In 1975, when Jimmy Carter's term as governor ended, Prince was sent back to prison. However, in January 1977 she was able to travel to Washington for Carter's inauguration as U.S. president. Partly thanks to a letter to the parole board by First Lady Rosalynn Carter, and partly thanks to Jimmy Carter, who asked to be designated as her parole officer, Prince was reprieved, and was able to live and work at the White House for the four years of Carter's presidency.

==Pardon==
Prince was granted a full pardon during the Carter administration, after "a reexamination of the evidence and trial proceedings by the original judge revealed that she was completely innocent".

==Later life==
As of 2015, she lived near the Carters in Plains, Georgia, and saw them frequently. She sometimes babysat for their grandchildren.

==Media portrayal==
When she was in the White House, her story was widely reported in the media, and some of the coverage was "not ... kind". The coverage included a skit on Saturday Night Live, with Amy played by Sissy Spacek, and Prince played by comedian Garrett Morris in drag.

==Legacy==
Jimmy Carter dedicated his 2004 book, Sharing Good Times, to Prince, and discusses her in his 2005 book, Our Endangered Values: America's Moral Crisis, as an example of the dangers of racism and of the death penalty, saying that had the dead man been white, she would "likely" have been wrongfully executed like Lena Baker. Prince is also featured in the 2015 Kate Andersen Brower book The Residence: Inside the Private World of the White House.

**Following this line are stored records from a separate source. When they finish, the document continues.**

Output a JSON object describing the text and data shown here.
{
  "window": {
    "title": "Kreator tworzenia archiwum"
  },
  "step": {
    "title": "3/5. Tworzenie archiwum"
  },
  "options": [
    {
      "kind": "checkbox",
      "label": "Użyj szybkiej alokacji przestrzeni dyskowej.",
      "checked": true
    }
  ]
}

Writer, convicted murderer, prison escapee and former Black Liberation Army member Assata Shakur, in her 1988 book Assata: An Autobiography, creates a critical portrait of Carter's relationship towards Mary Prince, comparing Carter's treatment of Mary as akin to that of a domestic slave and stating that this is a notable example of how the criminal justice system perpetuates Black and Third World people's enslavement.